The references do, however, only actually do what I say (if you look carefully): debunk correlations that were never causal, debunk strong dichotomies by finding counterexamples without showing whether there is, nonetheless, a trend, and the like.
The reason I say neuroideology is foolish is because ideology kind of by definition isn't based in conclusive evidence. Furthermore, drawing links between ideology and neuroscience is fraught with potential for rationalization and bias because the degree to which we understand the mechanistic basis of the brain is inadequate to make any such links particularly convincing.
For instance, separated twin studies show that there is apparently a very high degree of genetic and/or epigenetic specification for cognitive function of all sorts--there are strong correlations in IQ, in big five personality traits, in sexual preference, and so on. And there are striking sex-specific expression differences in all tissues (including the brain).
So we have plenty of evidence that mechanistically there could be almost any degree of sex-specific differentiation in the brain. We also have plenty of evidence that there is a huge impact of genetics and/or epigenetics. But we also have plenty of evidence that the brain is highly plastic (e.g. the London cabbie study), and that society can shape how people use their brains. So it's also consistent with development and experience being a major factor.
The Woodhill and Samuels paper does not endose the "brain as sponge" view. For instance, "Although still the topic of much debate, small to moderate gender differences show stable and substantial differences in more than a few areas. Studies clearly demonstrate that genetic and hormonal components of sex can affect the structure and function of brain cells in utero and throughout life".
Professor Rippon's book again gives many examples of overzealous interpretations, but provides almost no information about what the sources of variability are (just raises the possibility that what was thought to be an innate sex-based difference is instead a socialized difference...but it does not show that the magnitude of the effects can be explained by socialization anywhere that I found, at least).

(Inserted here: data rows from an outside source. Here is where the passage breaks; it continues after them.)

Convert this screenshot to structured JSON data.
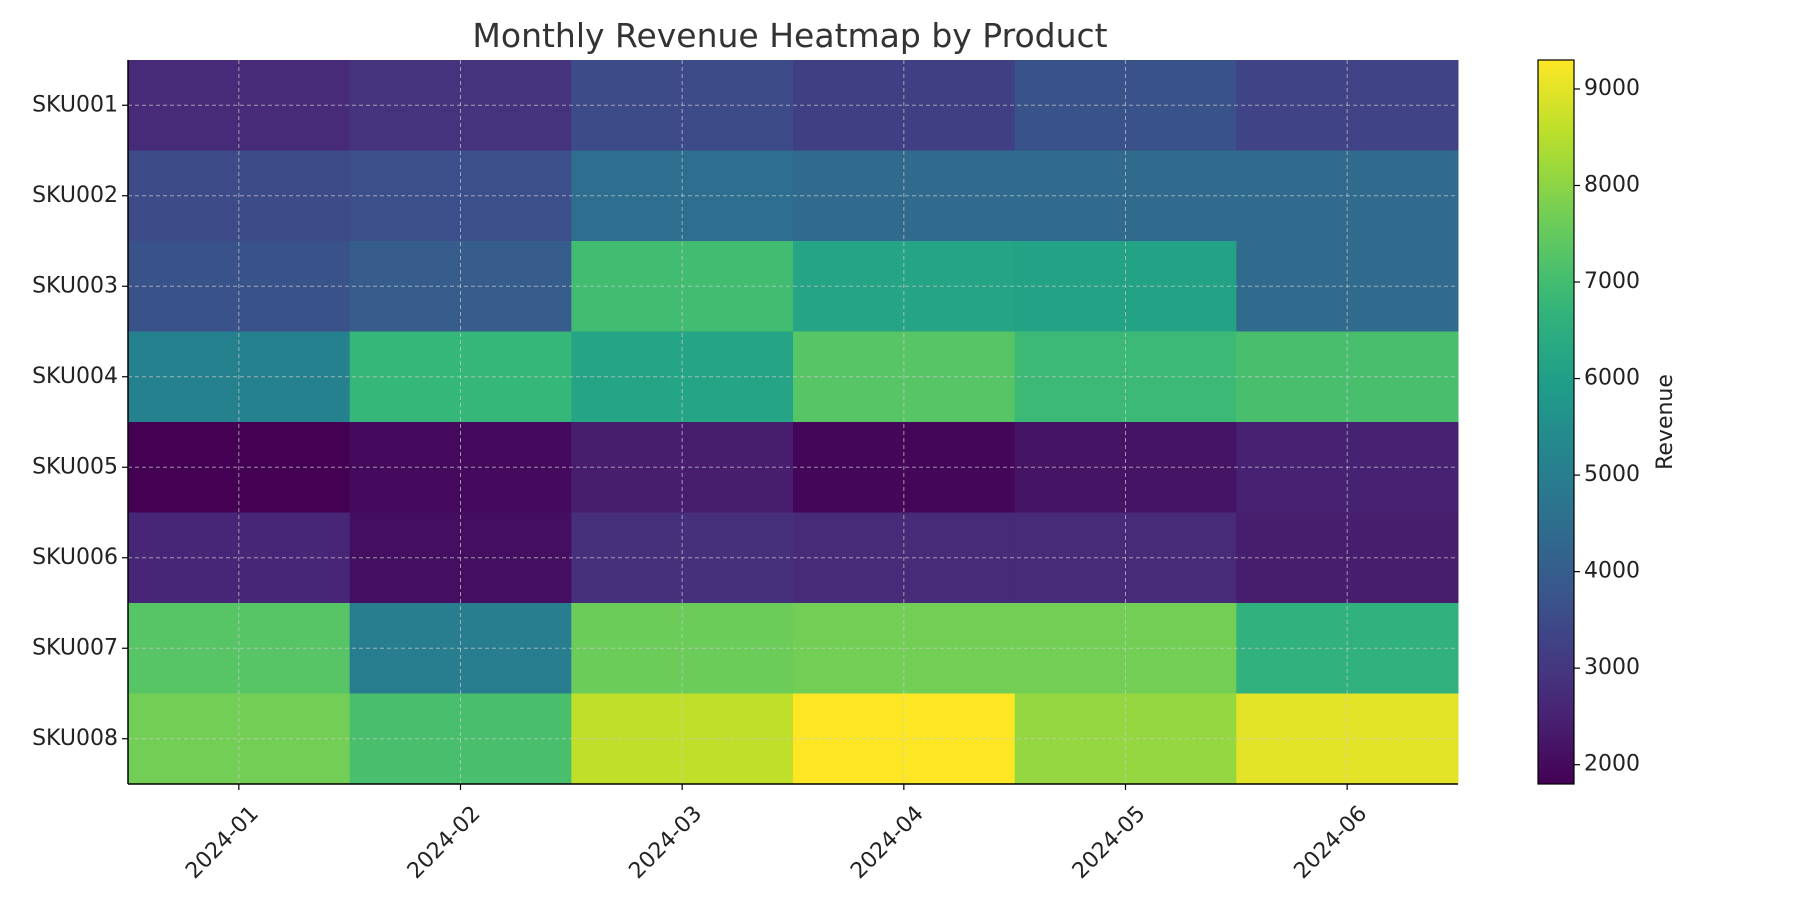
{
  "chart_data": {
    "type": "heatmap",
    "title": "Monthly Revenue Heatmap by Product",
    "x": [
      "2024-01",
      "2024-02",
      "2024-03",
      "2024-04",
      "2024-05",
      "2024-06"
    ],
    "y": [
      "SKU001",
      "SKU002",
      "SKU003",
      "SKU004",
      "SKU005",
      "SKU006",
      "SKU007",
      "SKU008"
    ],
    "values": [
      [
        2700,
        2900,
        3500,
        3200,
        3700,
        3300
      ],
      [
        3500,
        3600,
        4500,
        4400,
        4400,
        4400
      ],
      [
        3700,
        4000,
        7000,
        6200,
        6100,
        4400
      ],
      [
        5100,
        6800,
        6200,
        7300,
        6900,
        7100
      ],
      [
        1800,
        2000,
        2400,
        1900,
        2200,
        2500
      ],
      [
        2600,
        2100,
        2800,
        2700,
        2700,
        2400
      ],
      [
        7300,
        5000,
        7600,
        7700,
        7700,
        6600
      ],
      [
        7700,
        7100,
        8600,
        9300,
        8100,
        9000
      ]
    ],
    "colorbar": {
      "label": "Revenue",
      "ticks": [
        2000,
        3000,
        4000,
        5000,
        6000,
        7000,
        8000,
        9000
      ],
      "range": [
        1800,
        9300
      ]
    },
    "colormap": "viridis",
    "grid": true
  }
}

The Medium article by S. Leguichard correctly criticizes sloppy research but without making any substantive case for a different point of view. Concluding "biased, therefore wrong" is a variant of the fallacy fallacy. The correct conclusion is that we don't know what we thought we knew, not it is the opposite of what we thought.
So I think your central claim of subtle cues influencing a sponge-like brain ranges somewhere between implausible to known-to-be-wrong. Granted, this is not your fault alone (Rippon does it too), and the faults in the gender/sexed-brain camp are at least equally numerous. But errors by an opposing camp notwithstanding, your view is not well-supported by evidence.